伝統のお祭りと北口の金メダル、Wで盛り上がるドマジュリツェ市
北口が師事するダヴィト・セケラークのチームの拠点であるドマジュリツェ市は、チェコの西ボヘミアにある人口1万人ほどの街だ。ドイツ国境まで10kmほど、ホツコ(Chodsko)と呼ばれる豊かなフォークロア文化を保持する地方の中心都市でもある。

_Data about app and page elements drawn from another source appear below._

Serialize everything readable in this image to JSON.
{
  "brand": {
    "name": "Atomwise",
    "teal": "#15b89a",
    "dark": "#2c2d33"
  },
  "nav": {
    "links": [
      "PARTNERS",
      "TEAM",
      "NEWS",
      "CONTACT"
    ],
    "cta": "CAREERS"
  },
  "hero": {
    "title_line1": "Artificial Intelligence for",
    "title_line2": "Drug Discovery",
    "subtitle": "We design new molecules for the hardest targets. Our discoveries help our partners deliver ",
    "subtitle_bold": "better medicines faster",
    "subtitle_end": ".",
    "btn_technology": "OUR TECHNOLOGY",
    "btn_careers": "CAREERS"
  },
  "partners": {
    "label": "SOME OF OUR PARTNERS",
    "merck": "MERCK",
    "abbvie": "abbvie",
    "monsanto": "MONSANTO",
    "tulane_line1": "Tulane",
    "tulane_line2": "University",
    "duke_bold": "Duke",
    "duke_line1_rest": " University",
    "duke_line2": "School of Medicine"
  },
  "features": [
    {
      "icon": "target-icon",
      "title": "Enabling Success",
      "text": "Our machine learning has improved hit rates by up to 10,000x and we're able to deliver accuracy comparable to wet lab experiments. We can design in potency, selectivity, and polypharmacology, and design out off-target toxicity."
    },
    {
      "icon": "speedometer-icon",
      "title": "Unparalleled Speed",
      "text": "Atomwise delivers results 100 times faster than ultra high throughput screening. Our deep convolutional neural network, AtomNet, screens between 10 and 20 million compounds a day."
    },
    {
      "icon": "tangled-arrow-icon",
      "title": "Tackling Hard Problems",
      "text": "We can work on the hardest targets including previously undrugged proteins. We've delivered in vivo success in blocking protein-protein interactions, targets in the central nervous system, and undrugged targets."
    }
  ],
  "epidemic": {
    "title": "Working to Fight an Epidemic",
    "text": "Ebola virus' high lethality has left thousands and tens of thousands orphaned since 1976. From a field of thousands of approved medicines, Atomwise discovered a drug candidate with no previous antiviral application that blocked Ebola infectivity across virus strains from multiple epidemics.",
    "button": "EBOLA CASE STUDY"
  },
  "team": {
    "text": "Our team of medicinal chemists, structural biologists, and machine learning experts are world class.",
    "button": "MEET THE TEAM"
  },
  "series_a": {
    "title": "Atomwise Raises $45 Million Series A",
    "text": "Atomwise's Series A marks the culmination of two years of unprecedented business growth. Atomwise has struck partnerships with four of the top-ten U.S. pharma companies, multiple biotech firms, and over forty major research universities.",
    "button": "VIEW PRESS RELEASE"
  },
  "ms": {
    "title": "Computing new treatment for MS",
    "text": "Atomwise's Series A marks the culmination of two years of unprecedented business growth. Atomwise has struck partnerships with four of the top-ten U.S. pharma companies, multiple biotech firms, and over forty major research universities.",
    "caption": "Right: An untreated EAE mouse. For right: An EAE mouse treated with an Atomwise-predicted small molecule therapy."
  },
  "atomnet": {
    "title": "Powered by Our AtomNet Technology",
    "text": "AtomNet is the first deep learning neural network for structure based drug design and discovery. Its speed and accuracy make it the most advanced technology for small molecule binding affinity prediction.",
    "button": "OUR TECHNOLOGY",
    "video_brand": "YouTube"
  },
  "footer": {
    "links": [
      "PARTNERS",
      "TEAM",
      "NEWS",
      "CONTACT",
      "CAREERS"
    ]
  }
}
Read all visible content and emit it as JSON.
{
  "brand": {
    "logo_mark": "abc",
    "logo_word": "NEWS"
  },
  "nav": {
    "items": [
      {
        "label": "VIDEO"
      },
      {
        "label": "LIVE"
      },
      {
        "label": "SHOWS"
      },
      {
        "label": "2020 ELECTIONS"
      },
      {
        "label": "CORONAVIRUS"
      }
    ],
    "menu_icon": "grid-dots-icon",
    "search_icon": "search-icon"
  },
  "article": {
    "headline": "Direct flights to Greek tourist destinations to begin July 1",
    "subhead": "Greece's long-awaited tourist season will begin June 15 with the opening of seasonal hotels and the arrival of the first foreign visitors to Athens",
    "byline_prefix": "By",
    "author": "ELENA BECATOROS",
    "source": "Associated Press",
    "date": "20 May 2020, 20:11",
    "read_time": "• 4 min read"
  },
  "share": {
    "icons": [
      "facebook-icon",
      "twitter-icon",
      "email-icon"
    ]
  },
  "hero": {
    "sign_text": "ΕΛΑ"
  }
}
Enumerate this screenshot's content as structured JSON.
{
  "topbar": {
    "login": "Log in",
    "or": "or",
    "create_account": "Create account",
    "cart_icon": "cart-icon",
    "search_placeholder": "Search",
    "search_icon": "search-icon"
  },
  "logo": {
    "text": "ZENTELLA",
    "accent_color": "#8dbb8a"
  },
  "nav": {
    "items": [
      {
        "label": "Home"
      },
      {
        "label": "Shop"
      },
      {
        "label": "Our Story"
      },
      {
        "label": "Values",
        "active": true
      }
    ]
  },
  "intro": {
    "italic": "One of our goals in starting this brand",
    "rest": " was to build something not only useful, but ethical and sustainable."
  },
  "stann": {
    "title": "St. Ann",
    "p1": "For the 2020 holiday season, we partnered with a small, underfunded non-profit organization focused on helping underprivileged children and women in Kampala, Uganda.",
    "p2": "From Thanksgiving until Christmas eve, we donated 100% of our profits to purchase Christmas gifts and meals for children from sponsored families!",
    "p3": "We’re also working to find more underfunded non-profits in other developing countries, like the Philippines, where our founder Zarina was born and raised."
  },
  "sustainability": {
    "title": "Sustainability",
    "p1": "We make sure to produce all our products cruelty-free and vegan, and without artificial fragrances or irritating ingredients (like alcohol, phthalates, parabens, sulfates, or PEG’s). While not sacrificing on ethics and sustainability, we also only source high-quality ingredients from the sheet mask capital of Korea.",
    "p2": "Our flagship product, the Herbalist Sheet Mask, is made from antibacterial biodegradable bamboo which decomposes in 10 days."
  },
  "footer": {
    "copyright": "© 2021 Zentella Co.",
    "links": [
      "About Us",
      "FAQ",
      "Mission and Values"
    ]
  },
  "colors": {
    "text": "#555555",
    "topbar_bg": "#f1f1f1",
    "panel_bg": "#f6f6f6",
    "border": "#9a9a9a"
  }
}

女子やり投げ決勝の行われたその日、ドマジュリツェでは今年で第70回目の記念となるホツコ地方の伝統的なお祭りの日でもあった。人々はお酒を片手に伝統的なフォークロアのステージを楽しんだだけでなく、今年はカフェのスクリーンに五輪のやり投げの中継が映し出され、市長と副市長も観戦するなど、8月のこの週末はホツコのお祭りと北口の金メダルでドマジュリツェはずっとお祝いの空気に満ちていた。
北口榛花の金メダル獲得は、チェコ国内のメディアでも華々しく伝えられた。スポーツニュース専門サイトのiSport.czでは「チェコ選手が獲得した5つのメダルに加えて、もう一つの金メダルがパリからチェコにやってくる」と歓迎し、二人を追い続けたミハル・オソバ記者は「チェコ人コーチが日本人をオリンピック金メダルへと導いた」と絶賛した。